Изменить размер шрифта - +

— Ну, моя маленькая Жизель, простите меня. Вы должны понимать, что ситуация очень деликатная Конечно, если бы подобный случай произошел до войны, я бы поднял на ноги все службы, потому что тогда ошибиться было невозможно: подобный прием может использовать только тайная организация. Гарантирую, я бы вывел это на чистую воду… Но, милая моя девочка, времена переменились: идет война, и тайную борьбу ведут многие хорошие парни…

Она вздыхает, от чего ее блузка сильно натягивается. Я пользуюсь случаем, чтобы рассмотреть ее груди, и как по волшебству мои мысли принимают другое направление.

— Может, уйдем, Жизель?

— Как хотите…

Мы выходим на улицу Аркад. Становится все чернее и холоднее, на что зимняя ночь имеет полное право. Мы идем под ручку, следуя за белыми облаками нашего дыхания.

— Куда вы меня ведете?

— Вам не кажется, что нам будет гораздо лучше в каком-нибудь уютном уголке? — Я рискую на полную катушку: — Мы могли бы пойти к одному моему приятелю, который держит поблизости гостиницу, и там спокойно побеседовать.

— Какой ужас! — вскрикивает она. — Полиция постоянно устраивает там облавы… Нет, лучше пойдем ко мне. У меня очень милая квартира. — Она смеется и добавляет: — У меня тепло и есть что выпить…

Я беру ее за запястье и заявляю, что она может вести меня куда угодно.

Ее квартирушка находится на улице Лаборд. Как и сказала Жизель — это просто игрушка. Представьте себе прямоугольник с обтнутыми кретоном стенами, с современной мебелью из светлого дерева, с книгами и безупречно белым, как невинность девочки, радиоприемником. Электронагреватель распространяет приятное тепло.

Жизель берет у меня пальто и указывает на диван. Я устраиваюсь так, словно должен дождаться на нем окончания военных действий. Включаю радио. В комнату входит медленная музыка. Я довольно улыбаюсь.

— Коньяк или шампанское?

— Ваши губы!

Возможно, это не шедевр оригинальности, но моей медсестричке доставляет удовольствие. Она садится на диван рядом со мной.

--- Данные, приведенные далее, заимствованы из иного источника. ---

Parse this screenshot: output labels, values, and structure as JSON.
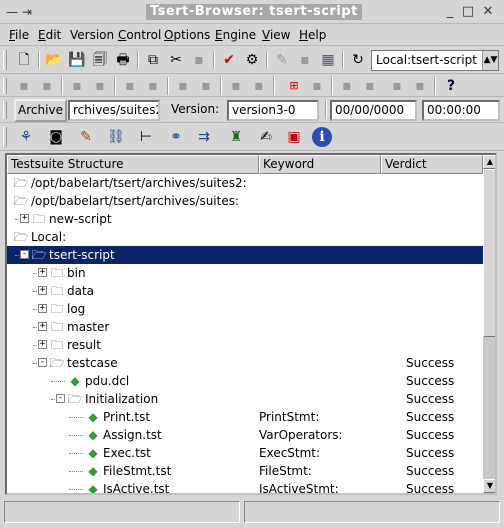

Если позволите, здесь я задерну штору. Во-первых, потому что то, что будет происходить после этого момента, вас не касается; во-вторых, потому что если бы я все же рассказал вам о наших подвигах, вы бы отложили эту книгу и пошли спросить свою жену, не хочет ли она сыграть партийку в ты-меня-хочешь-ты-меня-имеешь. Единственное, что я могу, вам сообщить, не нарушая приличествующей джентльмену сдержанности: у моей маленькой Жизель на высоте не только глазки и сисечки. О-ля-ля, дамы! Если бы вы видели ее попку, то лет шесть просили бы милостыню, лишь бы получить такую же. От нее просто глаз не отвести.

Как медсестра она неплоха, но как любовница — просто фейерверк. Я нисколько не жалею, что воспользовался ее услугами как в том, так и в другом плане.

Когда я заливаю в желудок стаканчик коньячку — уже одиннадцатый час вечера. Радио продолжает играть, но на него никто не обращает внимания. На этом звуковом фоне можно говорить проникновенные вещи, не боясь пауз. Но музыка заканчивается и диктор сообщает, что пришло время сводки новостей.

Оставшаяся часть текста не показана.